While explicitly setting the desired degree of sparsity can work well, one may also want a degree of sparsity to be chosen that finds a good trade-off between performance and sparsity.

Automatically trading-off between sparsity and performance

For this purpose, sparsesurv implements two alternative rules, instead of choosing the regularization hyperparameter that maximizes the score:

1. alpha_type="1se" chooses the highest regularization hyperparameter that is within one standard error of the
mean of the best score [3].

2. alpha_type="pcvl" chooses a regularization hyperparameter less sparse than "1se" but more sparse than "min"
via a penalization approach [4].

Importantly, alpha_type=1se requires cv_score_method != linear_predictor, since otherwise calculating a mean score is impossible.

[13]:
pipe_cox_efron = KDSurv(
            teacher=make_pipeline(
                StandardScaler(),
                PCA(n_components=16),
                CoxPHSurvivalAnalysis(ties="efron"),
            ),
            student=make_pipeline(
                StandardScaler(),
                KDPHElasticNetCV(
                    tie_correction="efron",
                    l1_ratio=0.9,
                    eps=0.01,
                    n_alphas=100,
                    cv=5,
                    stratify_cv=True,
                    seed=None,
                    shuffle_cv=False,
                    cv_score_method="vvh",
                    n_jobs=1,
                    alpha_type="1se"
                ),
            ),
        )

pipe_cox_efron.fit(X_train, y_train)
[14]:
np.sum(pipe_cox_efron.student[1].coef_ != 0.0)
[14]:
0
[15]:
concordance_index_censored(y_test["event"], y_test["time"], pipe_cox_efron.predict(X_test))[0]
[15]:
0.5
[16]:
pipe_cox_efron = KDSurv(
            teacher=make_pipeline(
                StandardScaler(),
                PCA(n_components=16),
                CoxPHSurvivalAnalysis(ties="efron"),
            ),
            student=make_pipeline(
                StandardScaler(),
                KDPHElasticNetCV(
                    tie_correction="efron",
                    l1_ratio=0.9,
                    eps=0.01,
                    n_alphas=100,
                    cv=5,
                    stratify_cv=True,
                    seed=None,
                    shuffle_cv=False,
                    cv_score_method="linear_predictor",
                    n_jobs=1,
                    alpha_type="pcvl"
                ),
            ),
        )

pipe_cox_efron.fit(X_train, y_train)
[17]:
np.sum(pipe_cox_efron.student[1].coef_ != 0.0)
[17]:
51
[18]:
concordance_index_censored(y_test["event"], y_test["time"], pipe_cox_efron.predict(X_test))[0]
[18]:
0.5142624286878565

As seen above, the downside of automatic selection methods, is that they may select completely sparse models if the prediction is not much better than chance, as is the case here.

References

[1] David Wissel, Nikita Janakarajan, Daniel Rowson, Julius Schulte, Xintian Yuan, Valentina Boeva. “sparsesurv: Sparse survival models via knowledge distillation.” (2023, under review).
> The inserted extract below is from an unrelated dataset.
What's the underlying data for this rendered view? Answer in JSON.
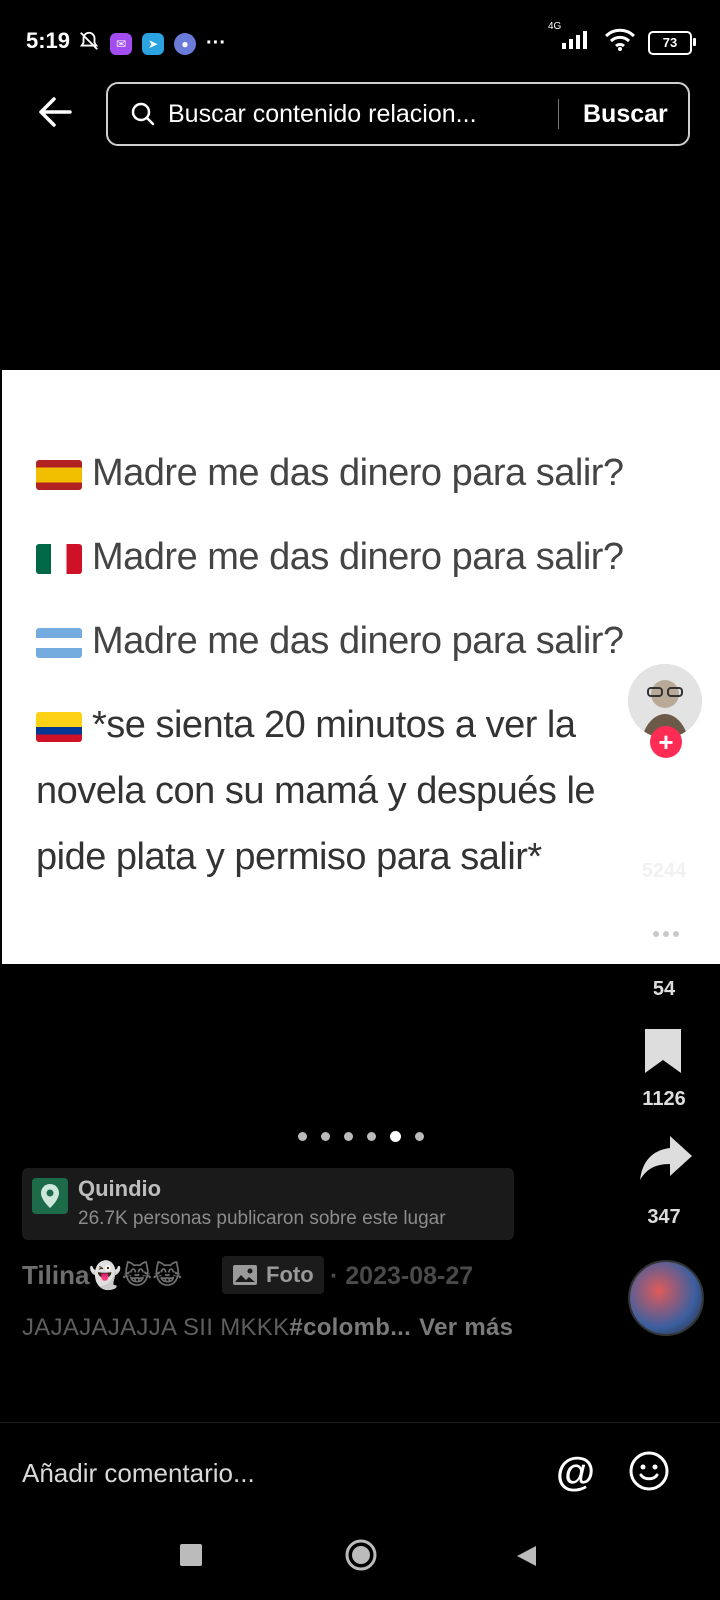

[2] Paul, Debashis, et al. ““Preconditioning” for feature selection and regression in high-dimensional problems.” (2008): 1595-1618.

[3] Hastie, Trevor, et al. The elements of statistical learning: data mining, inference, and prediction. Vol. 2. New York: Springer, 2009.

[4] Ternès, Nils, Federico Rotolo, and Stefan Michiels. “Empirical extensions of the lasso penalty to reduce the false discovery rate in high‐dimensional Cox regression models.” Statistics in medicine 35.15 (2016): 2561-2573.